用户按照指定格式输入数字,点击排序返回对应的结果:
<!DOCTYPE html> <html lang="en"> <head> <meta charset="UTF-8"> <title>js实现冒泡排序</title> <style type="text/css"> *{ margin: 0; padding: 0; } .wrapper{ width: auto; min-width: 990px; } .main{ overflow: hidden; width: 500px; line-height: 30px; margin: 200px auto; } .main *{ float: left; } .text_box{ box-sizing: border-box; height: 30px; width: 400px; border:1px solid #999; } .right{ height: 30px; width: 50px; border:1px solid #999; border-left: none; } </style> </head> <body> <div class="wrapper"> <div class="main"> <input class="text_box" type="text" name="text_box" placeholder="输入数字,并用','号分隔"> <input id="up_counter" class="right" type="button" value="增序"> <input id="down_counter" class="right" type="button" value="减序"> <p id="sorted"></p> </div> </div> <script> var text = document.querySelector(".main>input"); var upCounter = document.getElementById("up_counter"); var downCounter = document.getElementById("down_counter"); var sorted = document.getElementById("sorted"); function getNum() { if(!text.value||isNaN(text.value.replace(/,/g,""))){ alert("输入数字,并用','号分隔"); return []; }else{ return text.value.split(",").map(function (value) { return +value }); }; }; upCounter.onclick = function (ev) { var numArray = getNum(); for(var i=0; i<numArray.length-1; i++){ for(var j = i+1; j<numArray.length; j++){ if(numArray[i]>numArray[j]){ var temp = numArray[i]; numArray[i] = numArray[j]; numArray[j] = temp; } } }; sorted.innerText = numArray.join("——"); }; downCounter.onclick = function (ev) { var numArray = getNum(); for(var i=0; i<numArray.length-1; i++){ for(var j = i+1; j<numArray.length; j++){ if(numArray[i]<numArray[j]){ var temp = numArray[i]; numArray[i] = numArray[j]; numArray[j] = temp; } } }; sorted.innerText = numArray.join("——"); }; </script> </body> </html>
1,冒泡是一个两两相比的过程,若预定索引0的位置放最小值(从小到大排序),那么数组索引为0的元素就去和剩下所有元素依次比较,当遇到比自己小的,就交换位置,始终保持0位是最小的值。

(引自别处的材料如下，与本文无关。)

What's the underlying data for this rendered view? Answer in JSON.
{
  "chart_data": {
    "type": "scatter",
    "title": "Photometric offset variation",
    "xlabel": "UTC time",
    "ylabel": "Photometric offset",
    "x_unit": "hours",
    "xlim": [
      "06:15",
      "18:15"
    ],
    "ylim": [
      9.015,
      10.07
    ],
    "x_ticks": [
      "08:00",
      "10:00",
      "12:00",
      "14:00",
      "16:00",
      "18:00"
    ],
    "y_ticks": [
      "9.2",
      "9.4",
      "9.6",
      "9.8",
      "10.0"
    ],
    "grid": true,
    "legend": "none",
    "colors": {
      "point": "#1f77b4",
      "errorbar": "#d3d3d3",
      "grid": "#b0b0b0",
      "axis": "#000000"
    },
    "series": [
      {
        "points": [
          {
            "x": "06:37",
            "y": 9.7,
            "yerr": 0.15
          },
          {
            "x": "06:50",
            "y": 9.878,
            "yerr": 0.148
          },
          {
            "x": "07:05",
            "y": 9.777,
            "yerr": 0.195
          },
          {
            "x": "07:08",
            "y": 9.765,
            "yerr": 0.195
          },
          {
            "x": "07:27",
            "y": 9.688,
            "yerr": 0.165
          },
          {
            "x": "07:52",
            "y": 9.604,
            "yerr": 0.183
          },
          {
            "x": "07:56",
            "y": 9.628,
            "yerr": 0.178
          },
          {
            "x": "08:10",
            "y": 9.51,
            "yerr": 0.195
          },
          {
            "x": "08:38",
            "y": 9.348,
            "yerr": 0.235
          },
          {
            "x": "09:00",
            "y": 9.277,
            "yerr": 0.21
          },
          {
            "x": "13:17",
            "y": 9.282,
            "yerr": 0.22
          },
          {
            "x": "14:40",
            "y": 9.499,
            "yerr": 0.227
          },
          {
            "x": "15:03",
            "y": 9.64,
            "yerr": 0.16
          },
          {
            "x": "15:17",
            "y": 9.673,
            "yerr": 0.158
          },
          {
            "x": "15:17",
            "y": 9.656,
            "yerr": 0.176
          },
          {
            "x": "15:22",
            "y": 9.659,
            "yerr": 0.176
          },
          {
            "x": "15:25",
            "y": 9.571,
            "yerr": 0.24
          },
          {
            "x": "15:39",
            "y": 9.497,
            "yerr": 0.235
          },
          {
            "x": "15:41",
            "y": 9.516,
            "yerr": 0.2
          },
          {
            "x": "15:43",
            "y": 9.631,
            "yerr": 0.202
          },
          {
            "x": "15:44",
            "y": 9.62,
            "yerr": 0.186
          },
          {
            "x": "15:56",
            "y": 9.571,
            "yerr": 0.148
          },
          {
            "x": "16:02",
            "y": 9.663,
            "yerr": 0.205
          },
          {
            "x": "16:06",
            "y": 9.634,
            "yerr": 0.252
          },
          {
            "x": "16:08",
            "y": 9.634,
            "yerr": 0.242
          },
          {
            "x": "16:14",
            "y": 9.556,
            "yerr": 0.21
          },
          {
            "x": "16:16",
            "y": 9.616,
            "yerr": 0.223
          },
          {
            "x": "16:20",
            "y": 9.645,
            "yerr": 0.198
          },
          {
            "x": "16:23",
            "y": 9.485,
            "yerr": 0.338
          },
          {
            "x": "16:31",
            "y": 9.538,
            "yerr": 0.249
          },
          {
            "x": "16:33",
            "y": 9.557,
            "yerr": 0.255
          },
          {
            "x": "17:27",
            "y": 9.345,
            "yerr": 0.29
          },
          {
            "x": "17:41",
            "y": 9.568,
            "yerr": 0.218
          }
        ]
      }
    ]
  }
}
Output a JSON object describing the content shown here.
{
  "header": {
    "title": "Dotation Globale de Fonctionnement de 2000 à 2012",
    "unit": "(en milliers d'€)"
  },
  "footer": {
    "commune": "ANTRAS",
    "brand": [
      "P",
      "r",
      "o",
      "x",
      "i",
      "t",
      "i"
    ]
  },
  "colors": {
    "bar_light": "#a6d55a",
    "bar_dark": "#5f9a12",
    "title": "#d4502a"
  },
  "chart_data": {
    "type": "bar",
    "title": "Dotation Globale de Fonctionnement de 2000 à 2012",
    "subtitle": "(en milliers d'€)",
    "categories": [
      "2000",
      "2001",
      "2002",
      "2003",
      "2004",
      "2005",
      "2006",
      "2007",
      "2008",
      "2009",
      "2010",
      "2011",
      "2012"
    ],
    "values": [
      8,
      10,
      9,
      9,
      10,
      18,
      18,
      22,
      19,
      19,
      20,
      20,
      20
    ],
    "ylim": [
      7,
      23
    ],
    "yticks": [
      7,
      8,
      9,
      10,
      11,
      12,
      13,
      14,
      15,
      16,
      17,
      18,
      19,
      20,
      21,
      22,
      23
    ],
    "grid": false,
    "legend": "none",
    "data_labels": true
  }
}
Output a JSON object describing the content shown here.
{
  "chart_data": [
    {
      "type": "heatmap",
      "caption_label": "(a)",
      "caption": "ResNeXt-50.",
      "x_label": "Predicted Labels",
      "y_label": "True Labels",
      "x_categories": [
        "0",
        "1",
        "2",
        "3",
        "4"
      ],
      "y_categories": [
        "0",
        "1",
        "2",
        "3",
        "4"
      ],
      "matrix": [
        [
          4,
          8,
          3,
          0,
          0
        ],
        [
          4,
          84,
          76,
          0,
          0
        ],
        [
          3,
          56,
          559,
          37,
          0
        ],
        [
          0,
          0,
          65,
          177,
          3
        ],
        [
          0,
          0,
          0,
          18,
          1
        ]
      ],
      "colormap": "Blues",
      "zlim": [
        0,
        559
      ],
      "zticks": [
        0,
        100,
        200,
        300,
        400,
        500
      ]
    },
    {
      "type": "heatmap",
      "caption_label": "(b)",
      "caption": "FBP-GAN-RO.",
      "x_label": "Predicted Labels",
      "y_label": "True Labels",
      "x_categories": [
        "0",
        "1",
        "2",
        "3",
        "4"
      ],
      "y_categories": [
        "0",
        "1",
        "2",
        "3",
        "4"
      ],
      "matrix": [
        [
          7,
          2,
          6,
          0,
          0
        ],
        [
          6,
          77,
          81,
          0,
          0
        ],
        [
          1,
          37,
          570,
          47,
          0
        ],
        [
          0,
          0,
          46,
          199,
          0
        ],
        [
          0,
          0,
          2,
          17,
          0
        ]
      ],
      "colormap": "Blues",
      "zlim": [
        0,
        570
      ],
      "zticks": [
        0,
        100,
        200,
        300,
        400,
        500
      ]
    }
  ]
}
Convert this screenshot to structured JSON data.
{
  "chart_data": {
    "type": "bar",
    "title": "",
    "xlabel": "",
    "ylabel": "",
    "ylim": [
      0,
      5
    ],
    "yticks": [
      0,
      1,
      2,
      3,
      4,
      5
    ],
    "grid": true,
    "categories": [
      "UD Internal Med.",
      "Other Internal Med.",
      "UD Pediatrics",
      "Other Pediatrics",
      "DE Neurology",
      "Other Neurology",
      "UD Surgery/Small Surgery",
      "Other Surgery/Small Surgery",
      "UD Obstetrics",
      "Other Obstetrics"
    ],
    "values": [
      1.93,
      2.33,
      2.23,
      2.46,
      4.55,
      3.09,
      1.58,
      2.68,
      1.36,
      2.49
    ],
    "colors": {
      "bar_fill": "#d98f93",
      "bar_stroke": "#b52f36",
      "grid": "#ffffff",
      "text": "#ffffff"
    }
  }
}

按照复杂程度最大做如下解释:
①假设数组A长度为 n,外部循环需要进行n-1次,而每次外部循环,它的内部循环就要进行n-i次比较(1≤i≤n-1),平均值为n/2次,一共就是 n(n-1)/2 次 , 时间复杂度为O(n^2)
②每次内部循环需要进行三次操作:
var temp = numArray[i]; //1 numArray[i] = numArray[j]; //2 numArray[j] = temp; //3
因此最终需要进行 3n(n-1)/2次操作时间复杂度为O(n^2)
ps:决定算法复杂度的是执行次数最多的语句,而且数量级差别过大的时候,会忽略影响不大的常量,所以n(n-1)/2的复杂度和3n(n-1)/2的复杂度都表示为O(n^2)